Every physical retailer wants to be the next Amazon.com (AMZN), but now a brick-and-mortar chain that can actually do it is ready to give it a shot. Walmart (WMT) has gone public with its plans for ShippingPass, a subscription-based program that it hopes will unseat Amazon Prime.
Everyone knows Prime by now, Amazon’s flagship offering where customers pay $99 a year for unlimited two-day shipping on Amazon-warehoused goods at no cost. Amazon also includes a ton of digital goodies in its subscription plan. The company doesn’t reveal the actual number of Prime memberships on its rolls, but it has announced that its subscriber base numbers in the tens of millions.

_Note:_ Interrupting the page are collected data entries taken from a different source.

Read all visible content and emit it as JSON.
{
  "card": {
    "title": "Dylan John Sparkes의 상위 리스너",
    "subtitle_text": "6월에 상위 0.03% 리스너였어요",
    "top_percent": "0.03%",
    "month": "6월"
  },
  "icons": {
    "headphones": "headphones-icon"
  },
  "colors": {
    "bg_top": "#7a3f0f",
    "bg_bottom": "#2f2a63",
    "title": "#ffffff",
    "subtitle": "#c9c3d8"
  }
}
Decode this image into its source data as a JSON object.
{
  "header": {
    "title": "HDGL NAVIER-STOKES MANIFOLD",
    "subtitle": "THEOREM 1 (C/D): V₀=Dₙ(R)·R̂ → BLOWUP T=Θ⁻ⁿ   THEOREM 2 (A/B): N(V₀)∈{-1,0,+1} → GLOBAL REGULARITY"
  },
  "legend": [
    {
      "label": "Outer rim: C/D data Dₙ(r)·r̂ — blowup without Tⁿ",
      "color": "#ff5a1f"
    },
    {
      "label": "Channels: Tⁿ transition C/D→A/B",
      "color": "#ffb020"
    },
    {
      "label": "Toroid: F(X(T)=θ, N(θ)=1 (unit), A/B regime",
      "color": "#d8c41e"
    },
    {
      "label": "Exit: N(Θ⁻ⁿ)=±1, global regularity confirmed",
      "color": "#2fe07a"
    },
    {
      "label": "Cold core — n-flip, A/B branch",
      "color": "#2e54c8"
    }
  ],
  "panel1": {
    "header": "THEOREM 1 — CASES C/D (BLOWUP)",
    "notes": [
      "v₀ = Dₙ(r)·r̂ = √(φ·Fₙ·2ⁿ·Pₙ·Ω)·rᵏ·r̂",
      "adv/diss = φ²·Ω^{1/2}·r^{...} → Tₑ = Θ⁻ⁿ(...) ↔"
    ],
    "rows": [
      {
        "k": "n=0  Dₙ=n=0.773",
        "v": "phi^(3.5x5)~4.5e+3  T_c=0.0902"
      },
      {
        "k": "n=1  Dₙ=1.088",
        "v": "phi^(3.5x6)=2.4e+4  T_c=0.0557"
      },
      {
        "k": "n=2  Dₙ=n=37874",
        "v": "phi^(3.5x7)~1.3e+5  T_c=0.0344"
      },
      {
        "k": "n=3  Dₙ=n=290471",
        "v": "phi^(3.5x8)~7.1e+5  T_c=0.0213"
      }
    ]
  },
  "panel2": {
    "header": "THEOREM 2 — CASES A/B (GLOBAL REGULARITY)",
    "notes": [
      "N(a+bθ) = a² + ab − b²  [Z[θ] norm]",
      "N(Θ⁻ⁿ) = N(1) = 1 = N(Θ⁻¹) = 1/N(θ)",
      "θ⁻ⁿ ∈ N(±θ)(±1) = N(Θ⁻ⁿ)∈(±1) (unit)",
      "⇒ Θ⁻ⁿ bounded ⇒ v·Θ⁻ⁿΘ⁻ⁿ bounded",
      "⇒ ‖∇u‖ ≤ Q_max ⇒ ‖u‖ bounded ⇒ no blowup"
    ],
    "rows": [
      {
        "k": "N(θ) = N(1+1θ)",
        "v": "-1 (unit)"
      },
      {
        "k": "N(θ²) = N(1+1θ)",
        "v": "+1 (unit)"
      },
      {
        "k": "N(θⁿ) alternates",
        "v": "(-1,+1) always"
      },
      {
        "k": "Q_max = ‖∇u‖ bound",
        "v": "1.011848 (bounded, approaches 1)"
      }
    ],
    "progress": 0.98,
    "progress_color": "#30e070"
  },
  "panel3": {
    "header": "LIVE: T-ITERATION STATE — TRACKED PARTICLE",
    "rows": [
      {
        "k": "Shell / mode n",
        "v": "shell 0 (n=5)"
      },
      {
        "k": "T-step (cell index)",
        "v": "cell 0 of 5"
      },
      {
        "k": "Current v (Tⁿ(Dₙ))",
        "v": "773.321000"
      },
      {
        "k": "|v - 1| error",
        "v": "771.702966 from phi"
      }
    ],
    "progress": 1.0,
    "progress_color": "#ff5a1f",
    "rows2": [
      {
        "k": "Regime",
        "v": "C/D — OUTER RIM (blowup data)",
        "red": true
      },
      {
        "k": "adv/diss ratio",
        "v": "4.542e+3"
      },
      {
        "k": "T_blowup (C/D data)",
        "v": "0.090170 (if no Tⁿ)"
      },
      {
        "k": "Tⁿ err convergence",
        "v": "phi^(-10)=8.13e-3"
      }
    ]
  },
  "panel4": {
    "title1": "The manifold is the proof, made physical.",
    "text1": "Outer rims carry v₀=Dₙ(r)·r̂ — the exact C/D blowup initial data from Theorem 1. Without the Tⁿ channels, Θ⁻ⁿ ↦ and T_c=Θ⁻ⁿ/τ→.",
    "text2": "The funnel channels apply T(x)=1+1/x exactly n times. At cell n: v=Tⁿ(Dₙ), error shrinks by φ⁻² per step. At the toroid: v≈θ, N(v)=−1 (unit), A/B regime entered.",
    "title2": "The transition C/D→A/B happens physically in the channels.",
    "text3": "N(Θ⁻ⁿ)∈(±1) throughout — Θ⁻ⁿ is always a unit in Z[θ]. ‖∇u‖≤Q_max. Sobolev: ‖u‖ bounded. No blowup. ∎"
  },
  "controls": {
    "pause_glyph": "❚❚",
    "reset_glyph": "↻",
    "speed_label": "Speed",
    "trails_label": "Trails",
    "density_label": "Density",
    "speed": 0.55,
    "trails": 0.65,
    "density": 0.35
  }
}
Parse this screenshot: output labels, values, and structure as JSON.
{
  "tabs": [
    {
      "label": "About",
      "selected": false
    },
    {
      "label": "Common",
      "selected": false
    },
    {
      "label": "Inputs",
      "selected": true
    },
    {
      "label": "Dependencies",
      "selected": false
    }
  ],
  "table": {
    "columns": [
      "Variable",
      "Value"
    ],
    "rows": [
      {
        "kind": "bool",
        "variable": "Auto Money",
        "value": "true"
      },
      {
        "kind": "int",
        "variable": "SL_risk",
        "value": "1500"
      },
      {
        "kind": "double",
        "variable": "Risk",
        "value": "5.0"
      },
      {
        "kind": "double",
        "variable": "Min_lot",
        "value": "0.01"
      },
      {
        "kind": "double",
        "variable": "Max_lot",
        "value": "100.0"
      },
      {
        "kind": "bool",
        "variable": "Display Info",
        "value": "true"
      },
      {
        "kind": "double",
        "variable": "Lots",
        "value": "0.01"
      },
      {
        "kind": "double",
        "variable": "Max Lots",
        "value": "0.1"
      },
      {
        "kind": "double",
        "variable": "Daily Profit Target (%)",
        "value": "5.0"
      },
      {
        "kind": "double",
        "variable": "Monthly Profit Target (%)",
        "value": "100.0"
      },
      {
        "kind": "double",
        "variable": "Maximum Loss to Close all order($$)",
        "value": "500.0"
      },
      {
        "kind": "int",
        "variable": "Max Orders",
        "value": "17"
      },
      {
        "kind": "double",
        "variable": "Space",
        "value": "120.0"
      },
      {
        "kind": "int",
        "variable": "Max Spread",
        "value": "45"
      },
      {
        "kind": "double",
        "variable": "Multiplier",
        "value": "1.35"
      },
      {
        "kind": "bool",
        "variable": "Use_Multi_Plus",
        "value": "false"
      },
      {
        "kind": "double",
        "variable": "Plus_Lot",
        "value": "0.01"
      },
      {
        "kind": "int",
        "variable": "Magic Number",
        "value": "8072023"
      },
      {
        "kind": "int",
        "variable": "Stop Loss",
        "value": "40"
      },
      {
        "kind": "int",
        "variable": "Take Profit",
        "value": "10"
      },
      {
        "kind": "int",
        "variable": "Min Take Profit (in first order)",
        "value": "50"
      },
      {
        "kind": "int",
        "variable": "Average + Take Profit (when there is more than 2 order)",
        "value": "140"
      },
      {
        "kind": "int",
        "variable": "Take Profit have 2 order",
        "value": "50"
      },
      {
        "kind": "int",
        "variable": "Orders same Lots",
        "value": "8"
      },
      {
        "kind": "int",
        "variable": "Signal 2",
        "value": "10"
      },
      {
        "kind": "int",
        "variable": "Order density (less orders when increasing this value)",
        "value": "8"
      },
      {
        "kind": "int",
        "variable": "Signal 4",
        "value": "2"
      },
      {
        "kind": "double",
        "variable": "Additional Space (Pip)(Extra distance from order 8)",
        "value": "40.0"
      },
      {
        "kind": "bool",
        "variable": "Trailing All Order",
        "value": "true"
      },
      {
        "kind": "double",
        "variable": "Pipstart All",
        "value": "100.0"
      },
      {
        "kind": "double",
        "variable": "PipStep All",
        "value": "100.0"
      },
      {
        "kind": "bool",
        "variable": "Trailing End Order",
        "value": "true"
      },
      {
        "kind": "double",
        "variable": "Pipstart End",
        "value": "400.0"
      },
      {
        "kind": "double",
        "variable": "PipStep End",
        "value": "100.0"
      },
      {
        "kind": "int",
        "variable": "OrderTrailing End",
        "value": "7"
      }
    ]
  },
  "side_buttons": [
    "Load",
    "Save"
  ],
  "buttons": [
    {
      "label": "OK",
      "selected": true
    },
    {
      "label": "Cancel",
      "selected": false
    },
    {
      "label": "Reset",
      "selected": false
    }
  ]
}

In other words, there are at least 20 million folks paying Amazon $99 a year to be a part of the loyalty shopping club. Many analysts and researchers feel that the reach of Prime is closer to 40 million in the U.S. alone.
That’s a pretty big captive audience. Once you sign up for a buffet of subsidized shipping, you’re likely to find yourself turning to Amazon.com first when you’re looking to buy something, and studies show that Prime members spend two to three times as much on Amazon as non-Prime shoppers do over the course of a year.
That’s a pretty big incentive to take on Amazon, and now Walmart is ready to give it a shot.
Walmart.com accidentally leaked a signup page last week. It was only supposed to be part of an internal test, but now that the cat’s out of the bag, the company has rolled out a page allowing folks to be added to a waiting list for what the world’s largest retailer is calling ShippingPass.
There are some pretty big differences between ShippingPass and Prime. For starters, Walmart’s service is offering three-day shipping instead of two-day turnarounds. Orders also have to be placed by noon, several hours earlier than Amazon’s typical cutoff. However, Walmart is sweetening the deal by pricing its plan at just $50 a year, with no minimum order requirements.
Given Walmart’s historically low pricing, this will certainly make things interesting. If the selection and pricing is competitive, Amazon Prime may finally have a worthy adversary on its hands. At the very least it will keep Prime’s pricing in check. The e-tail giant raised the price of its annual memberships by 25 percent to $99 last year.
Amazon learned that physical goods aren’t enough to sway shoppers into subscriptions. It’s been adding compelling digital features to Prime — including aNetflix-like streaming platform, a growing catalog of digital music, monthly Kindle e-book rentals, and unlimited photo storage — making it that much harder for members to cancel as they start relying on these online platforms.
Walmart’s ShippingPass isn’t making any initial promises on digital perks, but it will be interesting to see if it follows suit if it fails to drum up enough interest to its rival offering. Time isn’t on Walmart’s side. Prime’s membership user base continues to grow. Then again, Walmart realizes that it’s going to have to make a big splash as a way to pick up its otherwise stagnant sales. There’s an online battle about to take place, and consumers could be the real winners as Amazon and Walmart bend over backward to line up members.